11 Responses leave one →
  1. mem permalink
    December 13, 2023

    what a lovely collection . I think maybe you and your grandmother have similar sense of aesthetics . It a lovely thing to have a grandson who cares about your things as you do .

  2. Arabella permalink
    December 13, 2023

    I too love my Christmas decorations and have been collecting them for many years now. I was delighted on my last outing to Columbia road market to discover a shop selling decorations from the places in Germany you mention. Perhaps you know it.

  3. Jill Wilson permalink
    December 13, 2023

    Having spent a lot of the summer clearing out the family home following my Mum’s death I have also inherited all the ‘old friend’ Christmas decorations which will be going onto my tree, and which will bring back many happy memories.

    Have a lovely Christmas xx

  4. Christa permalink
    December 13, 2023

    Lucky you. I know that happy feeling – when I open my Christmas box every year and see the few Old treasures come to me through the family. Happy Christmas time!

  5. Cherub permalink
    December 13, 2023

    These are beautiful, you are so lucky to have this collection. I collected tree decorations from 1984 onwards, sadly lost what I had built up when my house was flooded by a burst pipe in the attic back in 2001.

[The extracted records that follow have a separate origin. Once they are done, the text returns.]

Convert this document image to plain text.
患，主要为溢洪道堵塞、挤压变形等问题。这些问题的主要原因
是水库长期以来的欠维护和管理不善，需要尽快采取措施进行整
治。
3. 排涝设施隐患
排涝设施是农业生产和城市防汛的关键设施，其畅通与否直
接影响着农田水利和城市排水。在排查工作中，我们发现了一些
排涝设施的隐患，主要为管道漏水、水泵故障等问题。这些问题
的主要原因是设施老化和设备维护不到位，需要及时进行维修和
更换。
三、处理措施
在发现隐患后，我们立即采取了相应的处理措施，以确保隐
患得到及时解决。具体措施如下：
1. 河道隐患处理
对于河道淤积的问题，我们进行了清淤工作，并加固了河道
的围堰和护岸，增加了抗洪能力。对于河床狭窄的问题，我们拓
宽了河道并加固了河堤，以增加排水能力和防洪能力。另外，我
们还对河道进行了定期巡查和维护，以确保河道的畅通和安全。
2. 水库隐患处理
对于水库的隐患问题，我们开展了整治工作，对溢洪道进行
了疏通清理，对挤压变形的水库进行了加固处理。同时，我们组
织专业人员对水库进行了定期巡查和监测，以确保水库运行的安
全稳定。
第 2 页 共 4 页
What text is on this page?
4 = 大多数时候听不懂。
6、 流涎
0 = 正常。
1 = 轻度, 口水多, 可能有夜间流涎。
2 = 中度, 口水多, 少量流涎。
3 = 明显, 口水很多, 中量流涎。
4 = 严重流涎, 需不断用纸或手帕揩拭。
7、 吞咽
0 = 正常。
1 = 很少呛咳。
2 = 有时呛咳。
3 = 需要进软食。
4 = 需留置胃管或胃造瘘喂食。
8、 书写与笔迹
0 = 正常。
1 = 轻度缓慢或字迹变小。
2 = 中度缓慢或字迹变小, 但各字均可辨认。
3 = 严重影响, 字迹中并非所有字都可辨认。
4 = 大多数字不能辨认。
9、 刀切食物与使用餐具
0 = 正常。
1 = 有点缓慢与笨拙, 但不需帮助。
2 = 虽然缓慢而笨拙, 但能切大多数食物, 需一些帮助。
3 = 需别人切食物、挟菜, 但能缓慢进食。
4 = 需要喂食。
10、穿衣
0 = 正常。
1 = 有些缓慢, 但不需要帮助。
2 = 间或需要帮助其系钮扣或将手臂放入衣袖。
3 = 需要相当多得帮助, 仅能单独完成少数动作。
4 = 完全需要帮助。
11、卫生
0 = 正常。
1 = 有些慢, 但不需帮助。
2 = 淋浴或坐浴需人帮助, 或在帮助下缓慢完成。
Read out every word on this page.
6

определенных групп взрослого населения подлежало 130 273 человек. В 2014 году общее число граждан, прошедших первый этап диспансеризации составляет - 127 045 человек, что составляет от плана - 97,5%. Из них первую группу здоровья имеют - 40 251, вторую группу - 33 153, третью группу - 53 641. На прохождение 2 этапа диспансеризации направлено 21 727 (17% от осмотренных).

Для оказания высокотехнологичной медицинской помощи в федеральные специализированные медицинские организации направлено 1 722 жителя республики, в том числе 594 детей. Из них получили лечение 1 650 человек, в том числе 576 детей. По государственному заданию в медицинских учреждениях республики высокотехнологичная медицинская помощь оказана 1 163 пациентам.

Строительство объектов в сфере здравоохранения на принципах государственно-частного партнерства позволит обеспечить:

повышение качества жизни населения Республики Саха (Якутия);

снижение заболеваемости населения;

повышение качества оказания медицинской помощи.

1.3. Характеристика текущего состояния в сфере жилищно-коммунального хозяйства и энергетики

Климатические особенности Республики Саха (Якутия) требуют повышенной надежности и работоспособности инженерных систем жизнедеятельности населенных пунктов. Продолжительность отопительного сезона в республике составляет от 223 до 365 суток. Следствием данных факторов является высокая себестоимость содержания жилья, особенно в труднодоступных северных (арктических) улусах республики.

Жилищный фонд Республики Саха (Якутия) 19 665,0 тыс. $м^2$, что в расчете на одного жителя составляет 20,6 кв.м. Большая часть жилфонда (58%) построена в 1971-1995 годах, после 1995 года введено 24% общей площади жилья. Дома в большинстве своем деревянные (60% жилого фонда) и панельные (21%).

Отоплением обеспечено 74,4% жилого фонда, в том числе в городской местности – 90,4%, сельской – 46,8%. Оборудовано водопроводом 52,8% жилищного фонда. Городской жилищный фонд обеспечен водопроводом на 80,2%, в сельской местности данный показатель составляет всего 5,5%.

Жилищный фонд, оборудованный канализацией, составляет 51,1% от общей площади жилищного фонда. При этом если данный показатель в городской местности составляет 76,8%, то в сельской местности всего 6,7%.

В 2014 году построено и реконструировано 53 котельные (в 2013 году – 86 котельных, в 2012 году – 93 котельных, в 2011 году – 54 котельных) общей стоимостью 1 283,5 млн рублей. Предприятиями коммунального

    I have since amassed another collection, some are traditionally Swiss or particular to customs in Basel, others have been collected from other places. I bought some beautiful hand made glass ones and some hand beaten brass ones at the weekend in Copenhagen. The brass ones are of oak leaves, birds and stars.

  6. December 13, 2023

    We are so fortunate to be able to visit your treasured collection…… and hear the stories about
    each ornament. I set up our little tabletop nativity scene yesterday. Like your bicycle, this group of figures and the small wooden stable, are from my childhood. As I unwrapped one of the Three Kings, I turned over the figure and saw a price imprint —- thirty-nine cents. With this memory I was transported to the Murphy’s dime store in my little hometown, and I stood peering down into bins of nativity figures. Camels, sheep, shepherds, Kings, angels, etc. My allowance money at the ready in a plastic change purse, I contemplate which figure I will add to the scene. I decide on a dog, who will accompany a young shepherd. Fast forward to 2023, and the whole cast of characters is now on display amidst a forest of bottle brush trees, illuminated by white column candles. Beautiful nostalgia. Thank you GA for shining a holiday light!

  7. Ron permalink
    December 13, 2023

    Greetings from Canada.
    Some of these decorations were in our Grandmother’s and subsequently our parent’s collection.
    Was always magical to open those carboard trays, hoping that they had survived their long hibernation.
    Thank you for your daily inspirations.
    Happy Christmas to all.

  8. December 13, 2023

    Your collection is a fine one. Unfortunately, my cats are far too curious so I don’t put any cherished glass pieces on the Christmas tree. Consequently, fabric decorations, pine cones and the inevitable plastic replicas festoon my tree. The cats get to climb, pull or knock over the tree and nothing is broken. Every year, when I bring up the decorations from the cellar, I look through the boxes and select this year’s pieces. I also have delicate glass from the 1950s and I keep a few Christmas card. Those from people now passed always bring tears. The season and the closing of the year brings mixed emotions.

  9. December 13, 2023

    *** MERRY CHRISTMAS! ***
    *** JOYEUX NOËL! ***

    Love & Peace

  10. December 14, 2023

    These lovely glass ornaments are still being made in northern Bavaria. We began stocking them in our Berlin shop a couple of years ago and are happy to see how appreciated they are, especially by younger people.

    Merry Christmas and frohe Weihnachten from Berlin

  11. Cherub permalink
    December 14, 2023

    There is a Christmas decoration shop in Basel that sells handmade glass baubles. The owner oversees decorating the huge tree in the cathedral square every year, it’s always very beautiful.